蘇翎羽果然是吃驚的,只是他的表情中似乎是疑惑,又似乎是覺得有趣。起碼……比臺上的節目有趣了。
夢璃得意揚揚地看著他,雖然沒說任何話,可卻明晃晃地傳遞出“你想不到吧”這樣的情緒,看得人一陣惱火。
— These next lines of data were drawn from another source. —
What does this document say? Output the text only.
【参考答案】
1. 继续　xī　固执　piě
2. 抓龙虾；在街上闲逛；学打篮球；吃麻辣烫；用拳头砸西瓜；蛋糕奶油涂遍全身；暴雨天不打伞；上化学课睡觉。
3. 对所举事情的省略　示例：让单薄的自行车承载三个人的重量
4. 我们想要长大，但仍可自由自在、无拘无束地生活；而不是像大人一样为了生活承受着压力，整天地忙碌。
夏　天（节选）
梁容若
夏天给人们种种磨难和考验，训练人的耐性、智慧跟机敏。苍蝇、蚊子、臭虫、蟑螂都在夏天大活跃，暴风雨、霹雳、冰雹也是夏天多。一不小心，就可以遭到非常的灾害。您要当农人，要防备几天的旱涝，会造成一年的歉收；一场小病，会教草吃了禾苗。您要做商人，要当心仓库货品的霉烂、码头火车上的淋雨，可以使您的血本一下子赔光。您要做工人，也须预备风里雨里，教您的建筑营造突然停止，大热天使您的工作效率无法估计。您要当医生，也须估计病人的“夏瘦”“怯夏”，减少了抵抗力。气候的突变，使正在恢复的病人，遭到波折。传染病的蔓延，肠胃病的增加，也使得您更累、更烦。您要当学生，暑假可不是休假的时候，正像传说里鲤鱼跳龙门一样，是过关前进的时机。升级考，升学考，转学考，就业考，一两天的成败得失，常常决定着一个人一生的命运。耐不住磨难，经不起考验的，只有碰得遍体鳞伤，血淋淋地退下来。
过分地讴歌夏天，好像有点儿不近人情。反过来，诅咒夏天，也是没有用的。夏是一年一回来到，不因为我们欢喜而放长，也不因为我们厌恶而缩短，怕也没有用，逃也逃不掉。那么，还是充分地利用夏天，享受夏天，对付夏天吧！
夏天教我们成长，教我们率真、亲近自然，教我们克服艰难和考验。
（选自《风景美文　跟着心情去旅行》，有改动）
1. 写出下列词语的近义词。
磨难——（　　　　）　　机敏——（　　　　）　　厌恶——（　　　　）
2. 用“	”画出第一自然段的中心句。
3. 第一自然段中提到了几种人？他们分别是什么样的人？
尤其是蘇翎羽這樣正經的人,他受不了有人挑戰他,哪怕是在感情上。
夢璃本以為,以他的性格,他是不會做出在眾人面前親熱的舉動的,但下一秒,她被蘇翎羽抓住后腦勺的頭發吻住時,她那得意的表情就這么凝滯在臉上了,一動不動。
“你剛才是在笑嗎?笑我?”
蘇翎羽的眼睛瞇起來了,就像一只貓一樣。夢璃迷迷糊糊地想。雖然他接吻的技術不見得有多高超,但顯然天賦異稟,既沒有咬到她的嘴唇,也沒有讓她喘不上氣,就好像兩人交換了一口帶著彼此氣息的煙一樣,又像一層籠罩在他們之間的薄薄的霧氣,在短暫的眩暈中,他們只能看得見對方有些模糊的面部輪廓。
面對蘇翎羽的質問,夢璃本能的想甩鍋找借口。或許是這里的燈光太雜亂了,又或許是之前喝下去的酒讓她的大腦迷亂了。
總之,她絕不承認剛才主動討吻的人是她。
“我沒有……你別污蔑我。”
夢璃這樣說道。
因為帶著情意,哪怕是反駁的話都說得情意綿綿。話一出口,夢璃都后悔了,但她越是想逃避,就越是會栽進蘇翎羽的陷阱里。
而且,此人不是才第一次談戀愛嗎,為什么一點都不帶害羞的,如果像其他幾位雄夫一樣,她就能糊弄過去了。
她像是把自己放在了火爐上炙烤,渾身燥熱,又很不自在。偏偏在一旁觀看的蘇翎羽每回都不出手解圍,很樂見其成的樣子。